Journaling is one of the easiest tools parents and teachers have at their disposal to encourage the development of writing skills. A journal can be used to recount daily activities, thoughts, and feelings about those activities.
For children who have a hard time expressing their needs verbally or making decisions about things, keeping a journal of their thoughts is a great way to help learn emotional organization. Even if all a child writes about is something that happened during the day, they can always go back to explore that interaction more objectively. Journaling is a way to process and think things through effectively, laying out thoughts and questions in a way that they can review them any time and make well-informed decisions.
Journaling provides the opportunity to:
- Explore and identify emotions
- Safely feel anger and fear
- Save memories through words and collections
- Examine the pros and cons of something in order to be more decisive
- Look more carefully at thoughts about something after the immediate situation has passed
- Gain some insight into their own and other people’s motives
- See the positives as well as the negatives
- Plan out difficult conversations ahead of time
- Create more confident writing
- Plan for the future
A journal can be a written one, filled with reflections of the day, the week, or life itself. It can be filled with mementos, dried flowers, stickers, feathers, and pictures — anything that brings back memories of important events. It a place to practice putting thoughts into words.

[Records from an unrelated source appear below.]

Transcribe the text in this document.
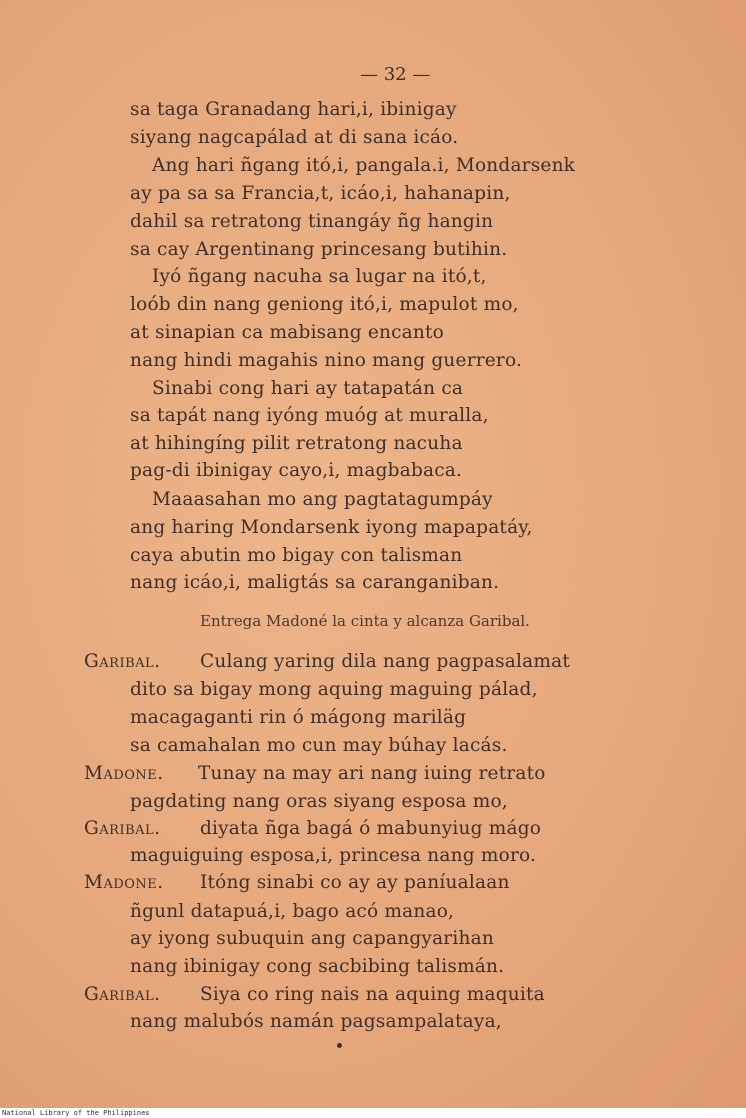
— 32 —
sa taga Granadang hari,i, ibinigay
siyang nagcapálad at di sana icáo.
Ang hari ñgang itó,i, pangala.i, Mondarsenk
ay pa sa sa Francia,t, icáo,i, hahanapin,
dahil sa retratong tinangáy ñg hangin
sa cay Argentinang princesang butihin.
Iyó ñgang nacuha sa lugar na itó,t,
loób din nang geniong itó,i, mapulot mo,
at sinapian ca mabisang encanto
nang hindi magahis nino mang guerrero.
Sinabi cong hari ay tatapatán ca
sa tapát nang iyóng muóg at muralla,
at hihingíng pilit retratong nacuha
pag-di ibinigay cayo,i, magbabaca.
Maaasahan mo ang pagtatagumpáy
ang haring Mondarsenk iyong mapapatáy,
caya abutin mo bigay con talisman
nang icáo,i, maligtás sa caranganiban.
Entrega Madoné la cinta y alcanza Garibal.
Garibal. Culang yaring dila nang pagpasalamat
dito sa bigay mong aquing maguing pálad,
macagaganti rin ó mágong mariläg
sa camahalan mo cun may búhay lacás.
Madone. Tunay na may ari nang iuing retrato
pagdating nang oras siyang esposa mo,
Garibal. diyata ñga bagá ó mabunyiug mágo
maguiguing esposa,i, princesa nang moro.
Madone. Itóng sinabi co ay ay paníualaan
ñgunl datapuá,i, bago acó manao,
ay iyong subuquin ang capangyarihan
nang ibinigay cong sacbibing talismán.
Garibal. Siya co ring nais na aquing maquita
nang malubós namán pagsampalataya,
National Library of the Philippines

Students can also make art journals. They can be filled with pictures of artwork they enjoy, sketches they are working on, and experimentation with art techniques and experiments. The experience of art is enhanced by having everything in one place.
Besides writing emotional responses to things around them, a journal can take other forms. Students can keep a motivational journal with inspirational quotes that get them through the day; a success journal that documents the day’s successes that lead to goals of tomorrow; a free-form journal that encourages them to write about anything and everything; an emotional journal, providing insights into how thoughts and emotions change over time; or a travel journal, recording places they visit and the impressions they left.
Students can create any type of journal they want. Encourage them to find a notebook and start writing. They will be amazed at what they learn about themselves and the world.
It’s not a bad activity for adults, too!